Diogo C. Nunes*
Aurora musis amica est.
Provérbio latino.
Dir-se-ia que a esperança seria um afeto paralisante. Que é tempo de agir e que há urgência. Que o otimismo, traço essencial daquele afeto, estaria, no mínimo, desencontrado da gravidade que configura o tempo presente. Contudo, se Ernst Bloch havia nos dito que “o que importa é aprender a esperar” [1] é porque não há espontaneidade na esperança e porque o esperar como resignação, que não esconde sua faceta ideológica mal disfarçada de bondade, denuncia, pois, que não sabemos esperar.
O tempo da pausa – que não sabemos apreender – talvez corresponda, ao menos analogicamente, ao silêncio, à voz, ou ao canto, do silêncio. Porque afeto e verbo – ou sentir, agir e dizer – se implicam e se dependem, e isso Aristóteles e os estoicos já bem sabiam. Se digo “esperançar” no lugar de “esperar” não somente desvio-me da missão de aprender a esperar como enxerto naquela pausa uma ação e um sentido. Um tempo que se esvazie de sentido parece insuportável ao senso de urgência contemporâneo. E o mesmo se poderia dizer quanto ao som: se há em toda voz que escutamos um silêncio insistente, aquele senso que impele à ação e ao enxerto de sentido recusa o aprendizado que nos pode dar a voz calada.
A música da manhã e a música do amanhã têm em comum o anúncio da primavera, aurora pendente no bico dos pássaros da comunidade que vem. Aprender a esperar e aprender a ouvir aquela música se correspondem, porque o que sopram em nossos ouvidos as Musas não é nada além de silêncio cantado.
Música, a arte das Musas, tem seu lugar no Museu. Daí que “despertar no passado as centelhas da esperança” seria o “privilégio” daqueles que assumiram a tarefa de aprender a esperar, de ouvir o que é sem som, mergulho em seus abismos muitos [2]. É deste gesto, e não da recusa do que, inelutável, insiste em ser pausa, interrupção e silêncio, que o presente poderá se abrir.

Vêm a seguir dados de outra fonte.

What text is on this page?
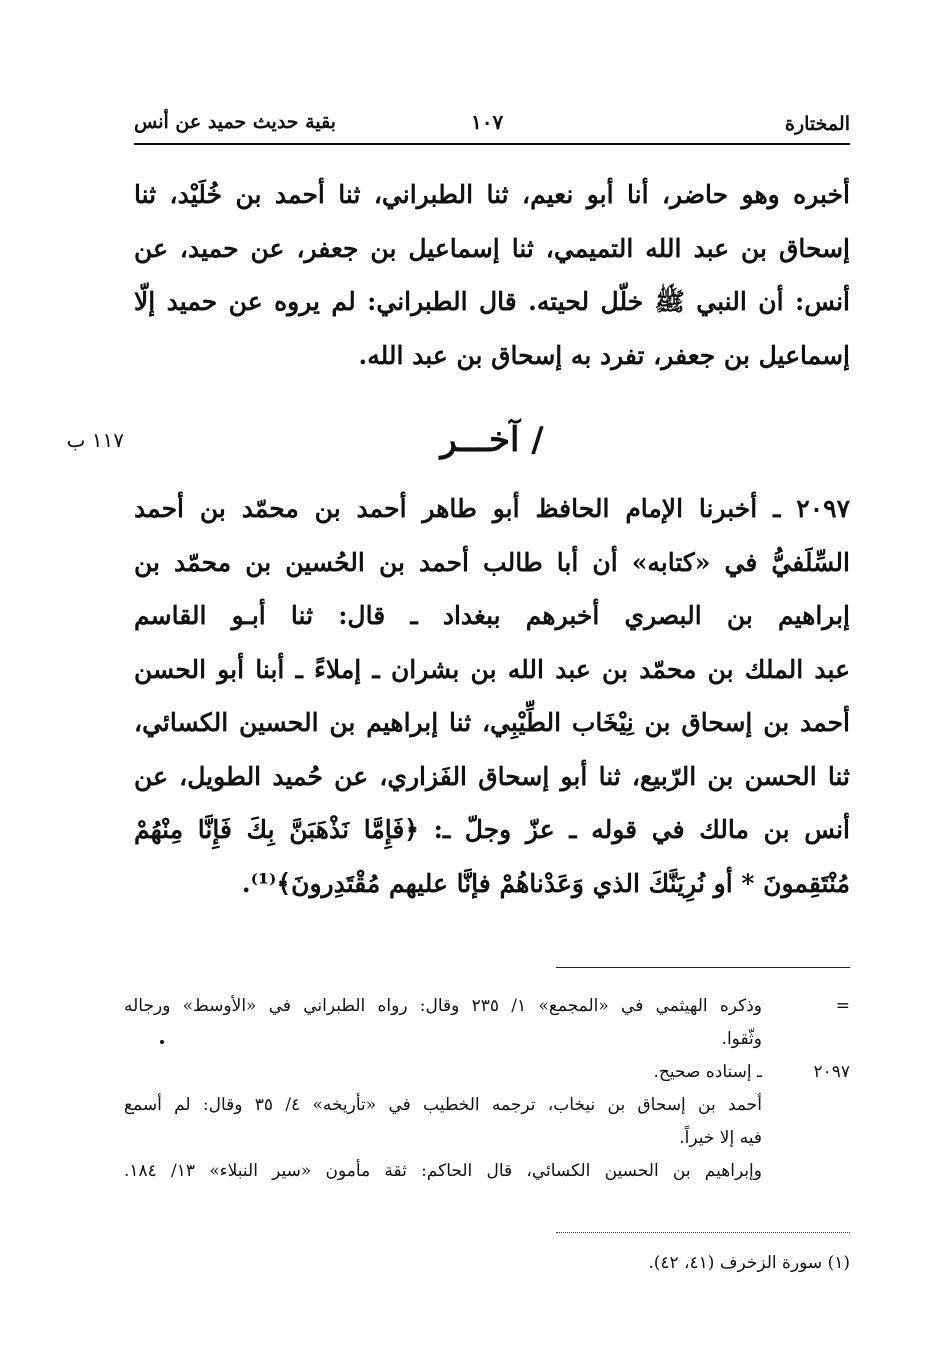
المختارة
١٠٧
بقية حديث حميد عن أنس
أخبره وهو حاضر، أنا أبو نعيم، ثنا الطبراني، ثنا أحمد بن خُلَيْد، ثنا
إسحاق بن عبد الله التميمي، ثنا إسماعيل بن جعفر، عن حميد، عن
أنس: أن النبي ﷺ خلّل لحيته. قال الطبراني: لم يروه عن حميد إلّا
إسماعيل بن جعفر، تفرد به إسحاق بن عبد الله.
/ آخـــر
١١٧ ب
٢٠٩٧ ـ أخبرنا الإمام الحافظ أبو طاهر أحمد بن محمّد بن أحمد
السِّلَفيُّ في «كتابه» أن أبا طالب أحمد بن الحُسين بن محمّد بن
إبراهيم بن البصري أخبرهم ببغداد ـ قال: ثنا أبـو القاسم
عبد الملك بن محمّد بن عبد الله بن بشران ـ إملاءً ـ أبنا أبو الحسن
أحمد بن إسحاق بن نِيْخَاب الطِّيْبِي، ثنا إبراهيم بن الحسين الكسائي،
ثنا الحسن بن الرّبيع، ثنا أبو إسحاق الفَزاري، عن حُميد الطويل، عن
أنس بن مالك في قوله ـ عزّ وجلّ ـ: ﴿فَإِمَّا نَذْهَبَنَّ بِكَ فَإِنَّا مِنْهُمْ
مُنْتَقِمونَ * أو نُرِيَنَّكَ الذي وَعَدْناهُمْ فإنَّا عليهم مُقْتَدِرونَ﴾⁽¹⁾.
=
وذكره الهيثمي في «المجمع» ١/ ٢٣٥ وقال: رواه الطبراني في «الأوسط» ورجاله
وثّقوا.
٢٠٩٧
ـ إسناده صحيح.
أحمد بن إسحاق بن نيخاب، ترجمه الخطيب في «تأريخه» ٤/ ٣٥ وقال: لم أسمع
فيه إلا خيراً.
وإبراهيم بن الحسين الكسائي، قال الحاكم: ثقة مأمون «سير النبلاء» ١٣/ ١٨٤.
(١) سورة الزخرف (٤١، ٤٢).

Aprender a esperar: pois todo amanhecer é prólogo do livro porvir, como todo escurecer acende pirilampos e todo escrito é apenas rascunho de uma obra que, insistentemente inacabada, não cessa de ser escrita [3].
Texto adaptado do editorial do No. 2 da Revista Círculo de Giz.
[1] Ernst Bloch, Princípio Esperança, vol. 1, 2005, p. 13.
[2] "Em cada época, é preciso arrancar a tradição ao conformismo, que quer apoderar-se dela. Pois o Messias não vem apenas como salvador; ele vem também como o vencedor do Anticristo. O dom de despertar no passado as centelhas da esperança é privilégio exclusivo do historiador convencido de que também os mortos não estarão em segurança se o inimigo vencer. E esse inimigo não tem cessado de vencer". Walter Benjamin, Sobre o conceito de História, tese No. 6.
[3] “[...] toda obra escrita pode ser considerada como o prólogo [...] de uma obra jamais escrita”. Giorgio Agamben, Infância e história, 2005, p. 9.
* Diogo C. Nunes é historiador, mestre e doutor em Psicologia Social. Professor do curso de Psicologia da UNIABEU Centro Universitário e assessor pedagógico da ENSP/Fiocruz.